Multi Cystic Dysplastic Kidneys (MCDK)
In this problem the entire kidney is replaced by a group of fluid filled cysts. It can present in two ways
- Diagnosed before birth (antenatal scans)
- Mass felt on examination
Ultrasound scan reveals multiple cysts and there is no function on that kidney when tested on DMSA scan. A vast majority of them resolve spontaneously. They may be associated with problems in the opposite kidney (reflux) which may require further tests. If the MCDK is causing pain, infection or hypertension, or if it fails to resolve then an operation is required to remove it. Laparoscopic surgery is possible to remove these.
Wilms Tumour
It often presents as a painless mass on routine examination of the child presenting with common cold and fever. It can also present with pain, fever or blood in urine. The child rapidly loses appetite and weight. CT scan is required to confirm the tumour and extent of spread. Surgery is the mainstay of treatment supplemented by chemotherapy (anti cancer drugs). Unlike adult cancers, it has a very good survival rate when treated carefully.
Testicular Tumours
Young children and adolescent boys can develop tumour of testis which often presents as painless swelling of testis. Surgical removal of testis is required for diagnosis and treatment. With supplementary chemotherapy good survival can be expected.
Emergencies
Torsion Testis
The testis can go for a twist inside the sac it is held. This results in loss of blood supply. If left untreated for more than 6 hours the testis loses function. Typical presentation is a 14 year old boy who develops severe pain, redness and swelling of the sac of testis suddenly. It is very tender to touch. It is necessary to do a surgery immediately. There is no point in wasting crucial time on different tests. Surgery is diagnostic and also curative; if blood supply returns after untwisting the testis is preserved. If the blood supply is lost the testis may have to be removed. In either case opposite testis has to be fixed to prevent twisting on that side.
Trauma
Kidney Injury
Children can sustain injury to kidney when there is blow to the loin either during a road traffic accident or a handle bar injury during cycling. The damage to the kidney can very from mild to serious type. There may be pain, blood in urine etc. CT scan is often required to confirm the extent of damage. Often the treatment is bed rest. Surgery is required only if there is continuous blood loss.
Urethral Injury
When boys fall on to a branch of a tree while climbing, or on cycle bar during cycling, the urethra located in between the legs is injured. When there is severe injury there will be blood from the tip of the penis and the child might not be able to pass urine; with urine accumulating in the bladder. A temporary diversion of urine directly from the belly may be required.
Pyonephrosis
This term refers to pus in the kidney. This can be a result of obstruction to the urine flow and infection developing in it. It is a very serious problem requiring admission, IV fluids and IV antibiotics. In addition prompt relief of pressure has to be done to prevent complete loss of function in that kidney. The conditions that can lead to this include
- Blockage at the upper end of ureter (PUJ obstruction)

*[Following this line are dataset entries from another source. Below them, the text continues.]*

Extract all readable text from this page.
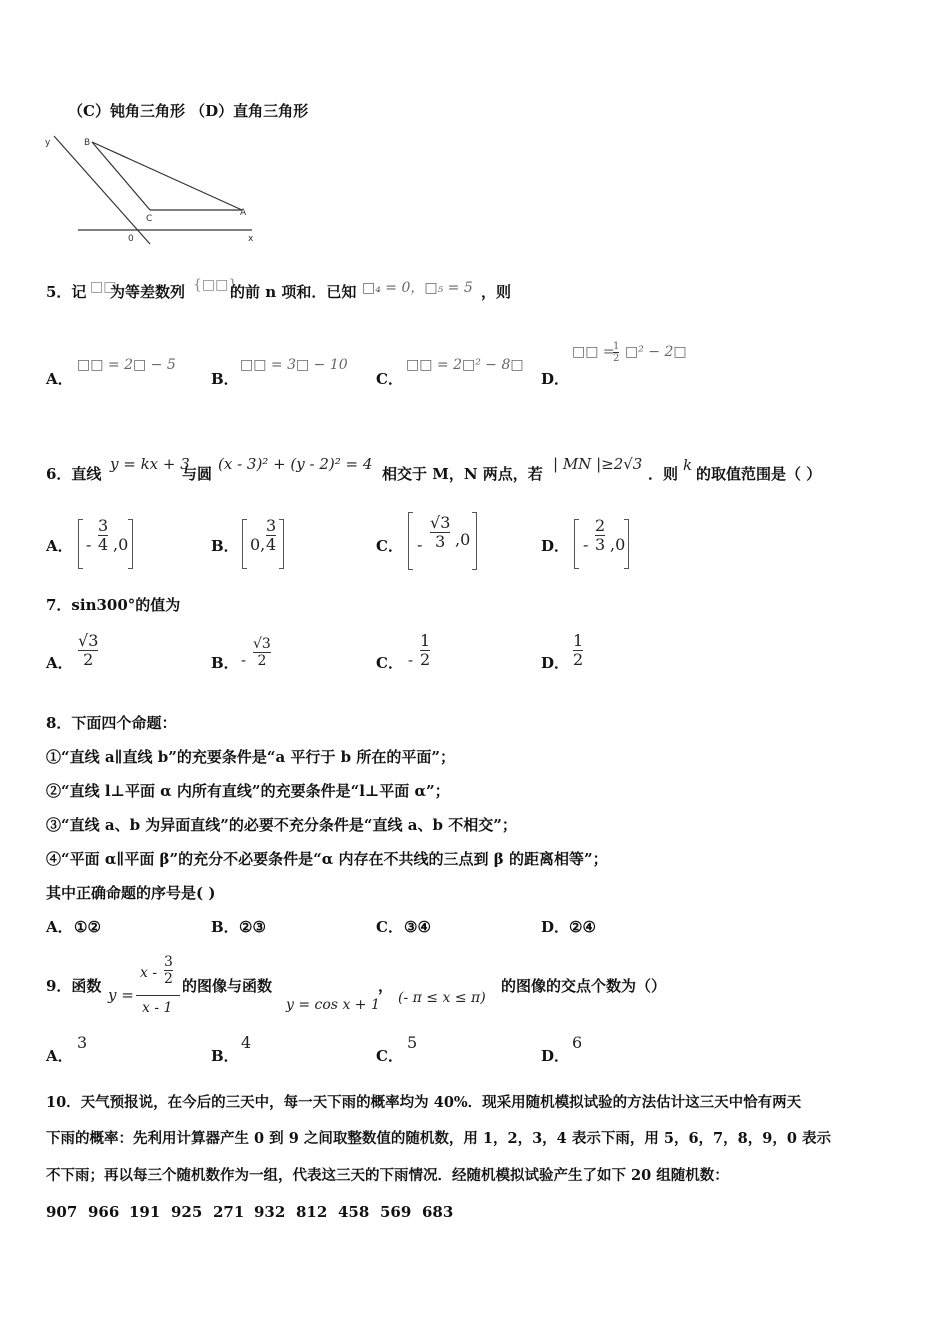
（C）钝角三角形 （D）直角三角形
y	B
C
A
0	x
5．记 □□
为等差数列 {□□}
的前 n 项和．已知 □₄ = 0，□₅ = 5 ，则
A．
□□ = 2□ − 5
B．
□□ = 3□ − 10
C．
□□ = 2□² − 8□
D．
□□ =
1
2 □² − 2□
6．直线
y = kx + 3
与圆
(x - 3)² + (y - 2)² = 4
相交于 M，N 两点，若
| MN |≥2√3
．则 k 的取值范围是（ ）
A． -
3
4 ,0	B． 0,
3
4	C． -
√3
3 ,0	D． -
2
3 ,0
7．sin300°的值为
A．
√3
2	B． -
√3
2	C． -
1
2	D．
1
2
8．下面四个命题：
①“直线 a∥直线 b”的充要条件是“a 平行于 b 所在的平面”；
②“直线 l⊥平面 α 内所有直线”的充要条件是“l⊥平面 α”；
③“直线 a、b 为异面直线”的必要不充分条件是“直线 a、b 不相交”；
④“平面 α∥平面 β”的充分不必要条件是“α 内存在不共线的三点到 β 的距离相等”；
其中正确命题的序号是( )
A． ①②	B． ②③	C． ③④	D． ②④
9．函数 y =
x -
3
2
x - 1
的图像与函数	，
y = cos x + 1 (- π ≤ x ≤ π)
的图像的交点个数为（）
A．
3
B．
4
C．
5
D．
6
10．天气预报说，在今后的三天中，每一天下雨的概率均为 40%．现采用随机模拟试验的方法估计这三天中恰有两天
下雨的概率：先利用计算器产生 0 到 9 之间取整数值的随机数，用 1，2，3，4 表示下雨，用 5，6，7，8，9，0 表示
不下雨；再以每三个随机数作为一组，代表这三天的下雨情况．经随机模拟试验产生了如下 20 组随机数：
907 966 191 925 271 932 812 458 569 683
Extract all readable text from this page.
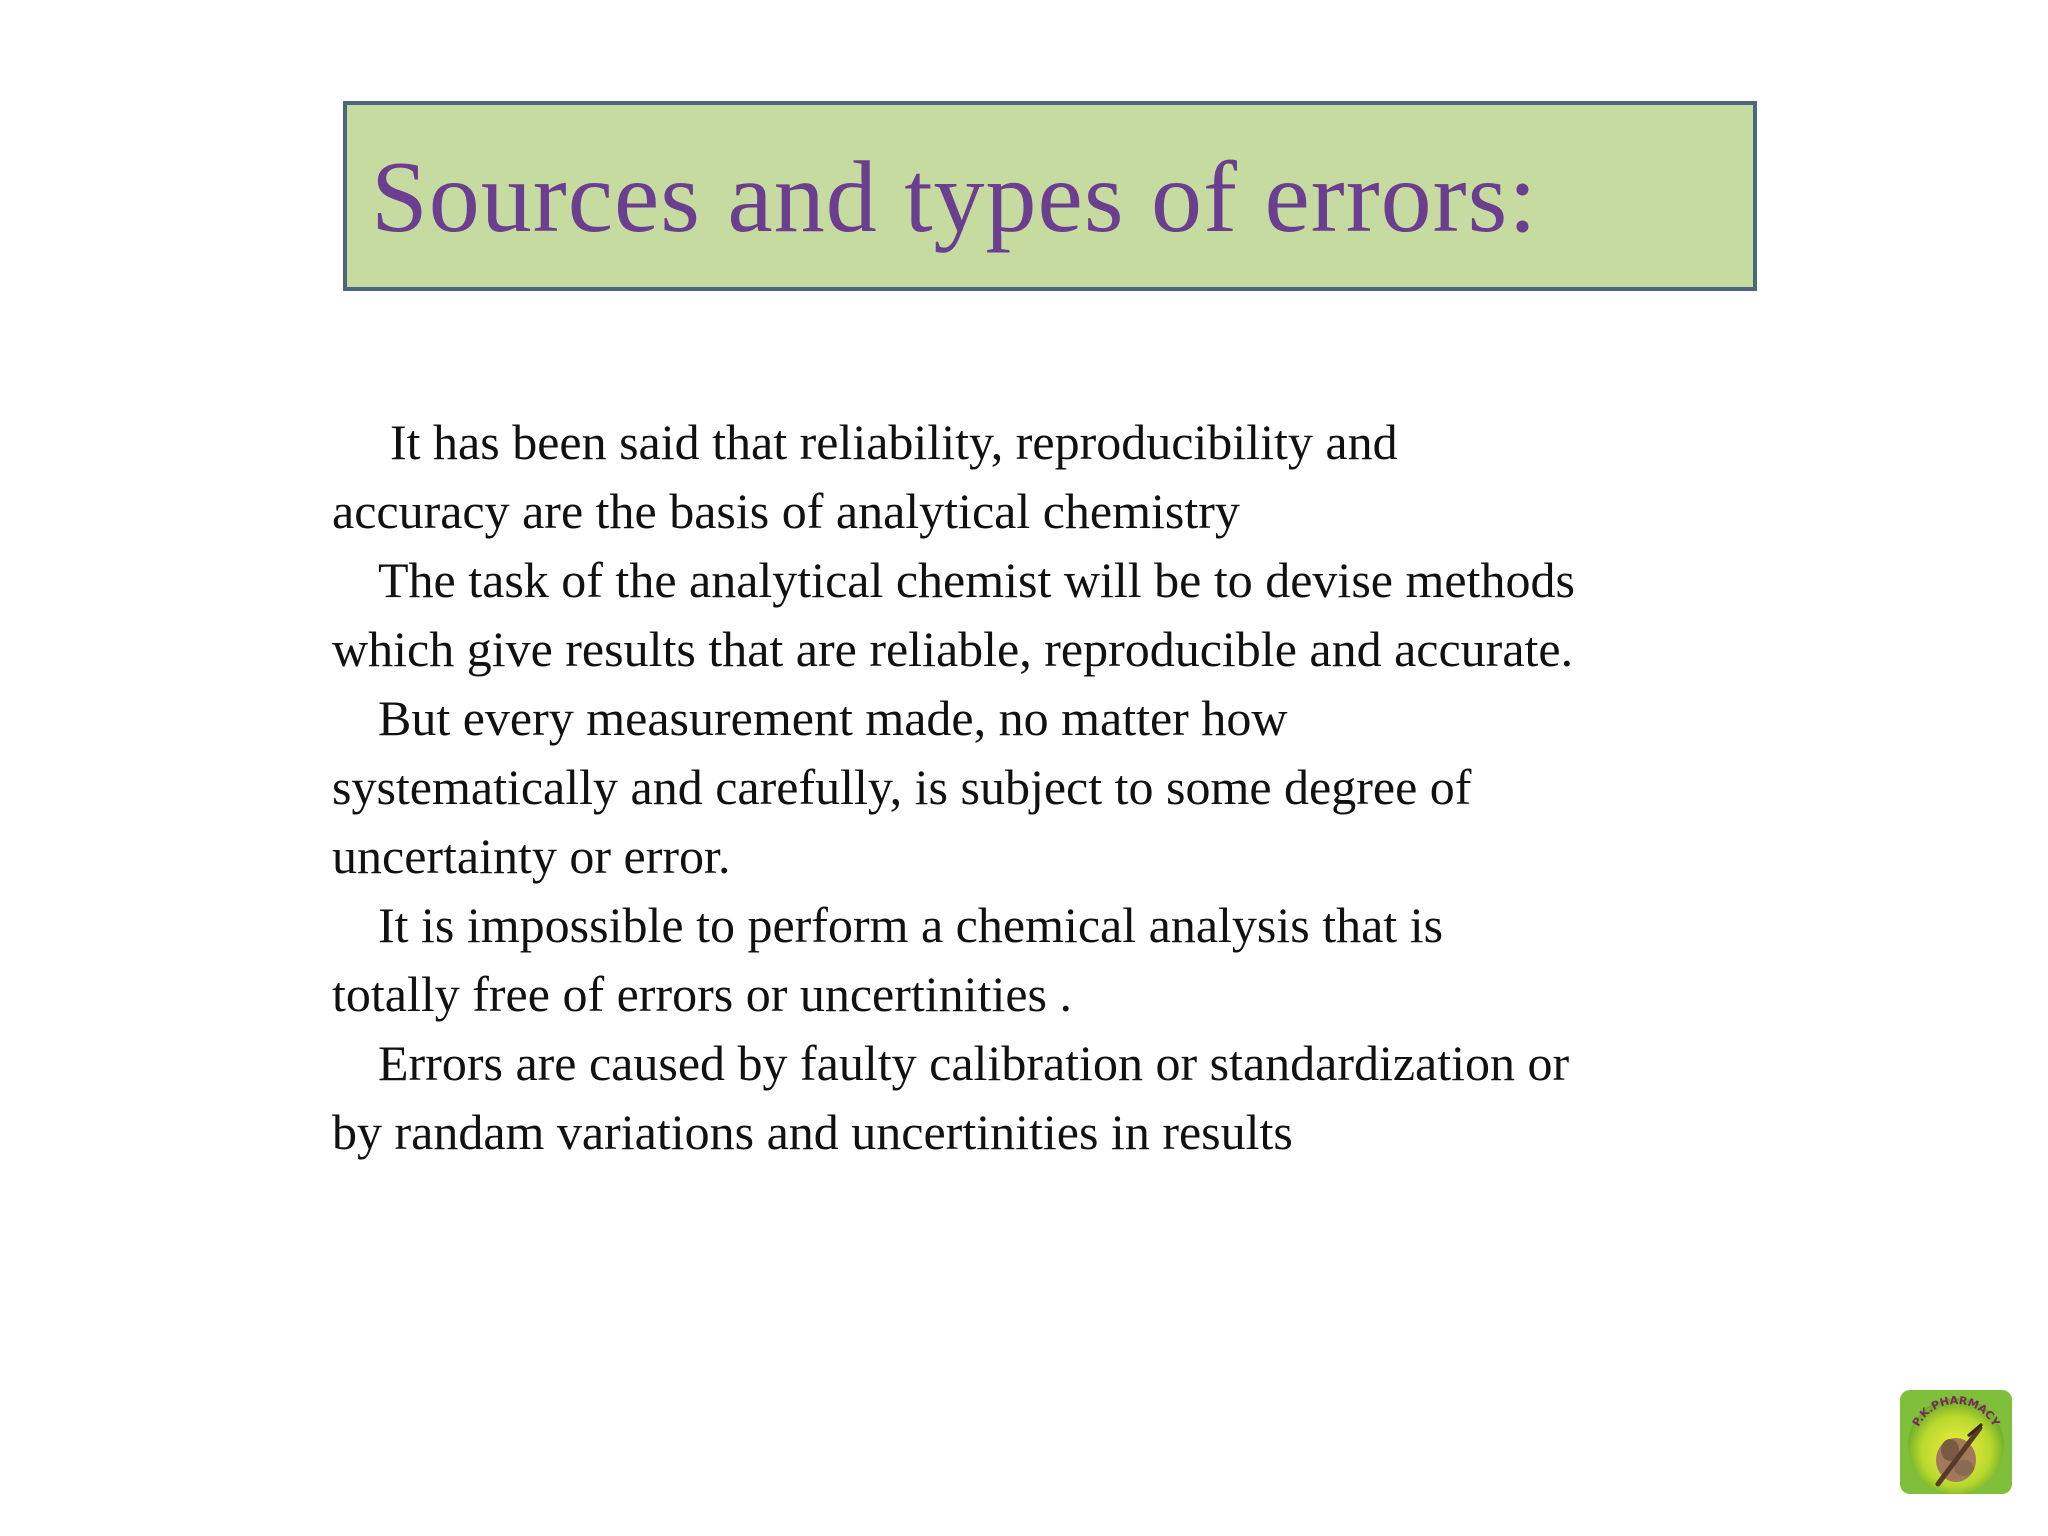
Sources and types of errors:
It has been said that reliability, reproducibility and
accuracy are the basis of analytical chemistry
The task of the analytical chemist will be to devise methods
which give results that are reliable, reproducible and accurate.
But every measurement made, no matter how
systematically and carefully, is subject to some degree of
uncertainty or error.
It is impossible to perform a chemical analysis that is
totally free of errors or uncertinities .
Errors are caused by faulty calibration or standardization or
by randam variations and uncertinities in results
P.K.PHARMACY
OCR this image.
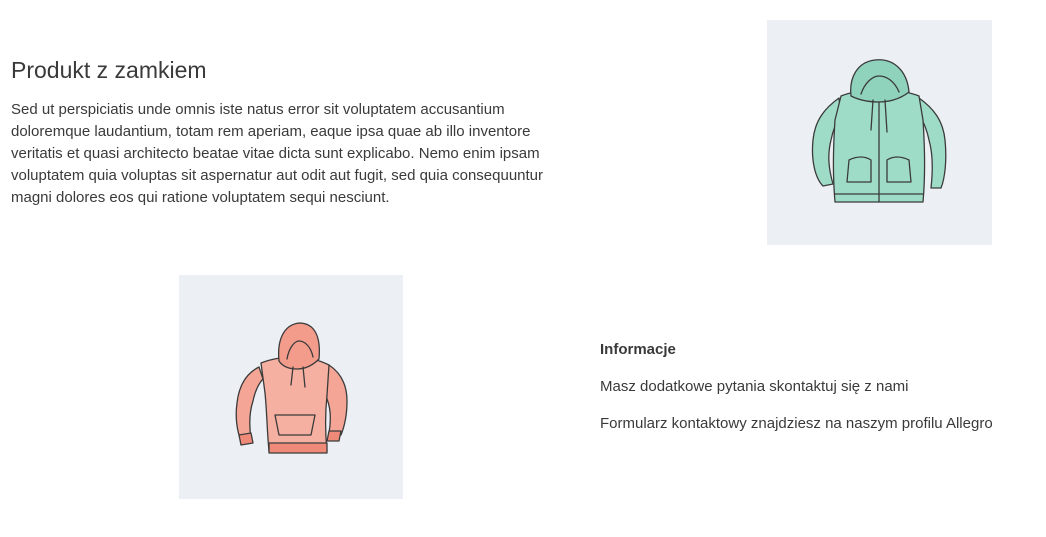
Produkt z zamkiem

Sed ut perspiciatis unde omnis iste natus error sit voluptatem accusantium doloremque laudantium, totam rem aperiam, eaque ipsa quae ab illo inventore veritatis et quasi architecto beatae vitae dicta sunt explicabo. Nemo enim ipsam voluptatem quia voluptas sit aspernatur aut odit aut fugit, sed quia consequuntur magni dolores eos qui ratione voluptatem sequi nesciunt.

Informacje
Masz dodatkowe pytania skontaktuj się z nami
Formularz kontaktowy znajdziesz na naszym profilu Allegro
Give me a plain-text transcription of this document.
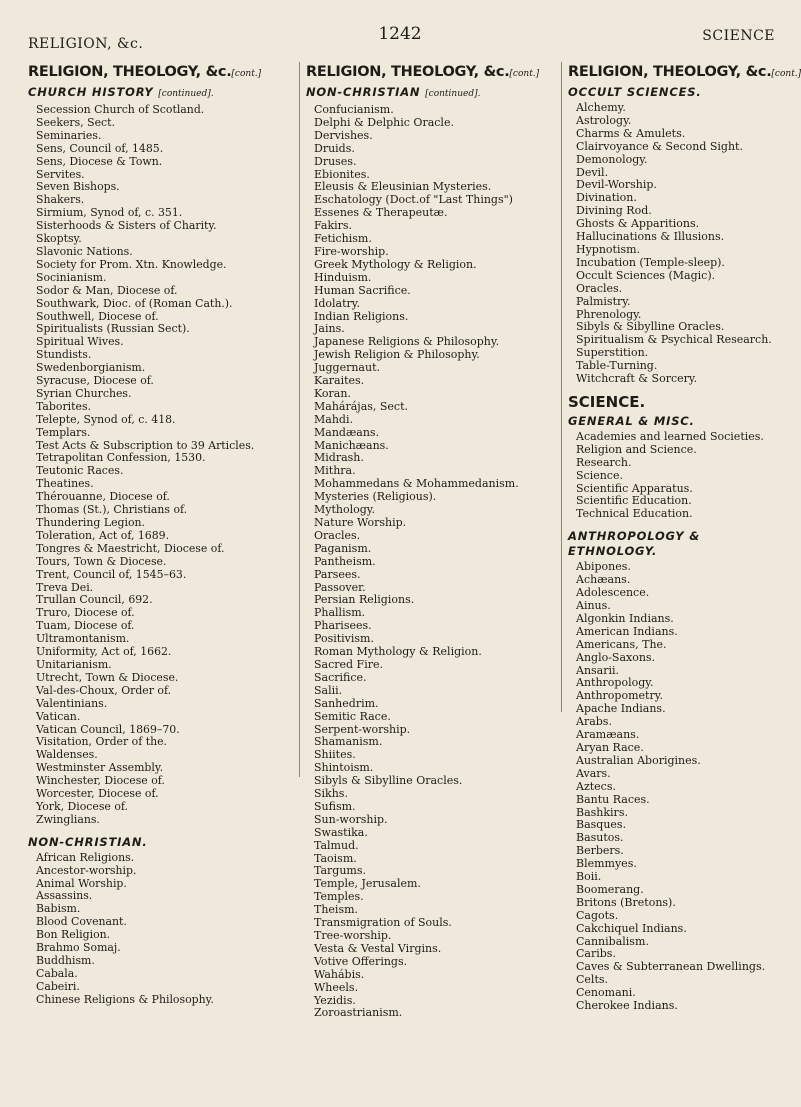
RELIGION, &c.	1242	SCIENCE
RELIGION, THEOLOGY, &c.[cont.]
CHURCH HISTORY [continued].
Secession Church of Scotland.
Seekers, Sect.
Seminaries.
Sens, Council of, 1485.
Sens, Diocese & Town.
Servites.
Seven Bishops.
Shakers.
Sirmium, Synod of, c. 351.
Sisterhoods & Sisters of Charity.
Skoptsy.
Slavonic Nations.
Society for Prom. Xtn. Knowledge.
Socinianism.
Sodor & Man, Diocese of.
Southwark, Dioc. of (Roman Cath.).
Southwell, Diocese of.
Spiritualists (Russian Sect).
Spiritual Wives.
Stundists.
Swedenborgianism.
Syracuse, Diocese of.
Syrian Churches.
Taborites.
Telepte, Synod of, c. 418.
Templars.
Test Acts & Subscription to 39 Articles.
Tetrapolitan Confession, 1530.
Teutonic Races.
Theatines.
Thérouanne, Diocese of.
Thomas (St.), Christians of.
Thundering Legion.
Toleration, Act of, 1689.
Tongres & Maestricht, Diocese of.
Tours, Town & Diocese.
Trent, Council of, 1545–63.
Treva Dei.
Trullan Council, 692.
Truro, Diocese of.
Tuam, Diocese of.
Ultramontanism.
Uniformity, Act of, 1662.
Unitarianism.
Utrecht, Town & Diocese.
Val-des-Choux, Order of.
Valentinians.
Vatican.
Vatican Council, 1869–70.
Visitation, Order of the.
Waldenses.
Westminster Assembly.
Winchester, Diocese of.
Worcester, Diocese of.
York, Diocese of.
Zwinglians.
NON-CHRISTIAN.
African Religions.
Ancestor-worship.
Animal Worship.
Assassins.
Babism.
Blood Covenant.
Bon Religion.
Brahmo Somaj.
Buddhism.
Cabala.
Cabeiri.
Chinese Religions & Philosophy.
RELIGION, THEOLOGY, &c.[cont.]
NON-CHRISTIAN [continued].
Confucianism.
Delphi & Delphic Oracle.
Dervishes.
Druids.
Druses.
Ebionites.
Eleusis & Eleusinian Mysteries.
Eschatology (Doct.of "Last Things")
Essenes & Therapeutæ.
Fakirs.
Fetichism.
Fire-worship.
Greek Mythology & Religion.
Hinduism.
Human Sacrifice.
Idolatry.
Indian Religions.
Jains.
Japanese Religions & Philosophy.
Jewish Religion & Philosophy.
Juggernaut.
Karaites.
Koran.
Mahárájas, Sect.
Mahdi.
Mandæans.
Manichæans.
Midrash.
Mithra.
Mohammedans & Mohammedanism.
Mysteries (Religious).
Mythology.
Nature Worship.
Oracles.
Paganism.
Pantheism.
Parsees.
Passover.
Persian Religions.
Phallism.
Pharisees.
Positivism.
Roman Mythology & Religion.
Sacred Fire.
Sacrifice.
Salii.
Sanhedrim.
Semitic Race.
Serpent-worship.
Shamanism.
Shiites.
Shintoism.
Sibyls & Sibylline Oracles.
Sikhs.
Sufism.
Sun-worship.
Swastika.
Talmud.
Taoism.
Targums.
Temple, Jerusalem.
Temples.
Theism.
Transmigration of Souls.
Tree-worship.
Vesta & Vestal Virgins.
Votive Offerings.
Wahábis.
Wheels.
Yezidis.
Zoroastrianism.
RELIGION, THEOLOGY, &c.[cont.]
OCCULT SCIENCES.
Alchemy.
Astrology.
Charms & Amulets.
Clairvoyance & Second Sight.
Demonology.
Devil.
Devil-Worship.
Divination.
Divining Rod.
Ghosts & Apparitions.
Hallucinations & Illusions.
Hypnotism.
Incubation (Temple-sleep).
Occult Sciences (Magic).
Oracles.
Palmistry.
Phrenology.
Sibyls & Sibylline Oracles.
Spiritualism & Psychical Research.
Superstition.
Table-Turning.
Witchcraft & Sorcery.
SCIENCE.
GENERAL & MISC.
Academies and learned Societies.
Religion and Science.
Research.
Science.
Scientific Apparatus.
Scientific Education.
Technical Education.
ANTHROPOLOGY & ETHNOLOGY.
Abipones.
Achæans.
Adolescence.
Ainus.
Algonkin Indians.
American Indians.
Americans, The.
Anglo-Saxons.
Ansarii.
Anthropology.
Anthropometry.
Apache Indians.
Arabs.
Aramæans.
Aryan Race.
Australian Aborigines.
Avars.
Aztecs.
Bantu Races.
Bashkirs.
Basques.
Basutos.
Berbers.
Blemmyes.
Boii.
Boomerang.
Britons (Bretons).
Cagots.
Cakchiquel Indians.
Cannibalism.
Caribs.
Caves & Subterranean Dwellings.
Celts.
Cenomani.
Cherokee Indians.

- Blockage at the lower end of ureter (VUJ obstruction)
Renal failure
If both kidneys are blocked then it can rapidly lead to renal failure. There can be very low to absent urine output (anuria). The conditions that can lead to this serious problem, even in the newborn period, include
- Posterior Urethral Valves
- Ureterocele blocking bladder outlet
They need to be carefully treated by experts in the field. Some times a simple catheter can revert the situation. Dialysis may be required before planning definitive surgery. Both of these problems can be tackled by a simple endoscopic surgery, relieving the blockage.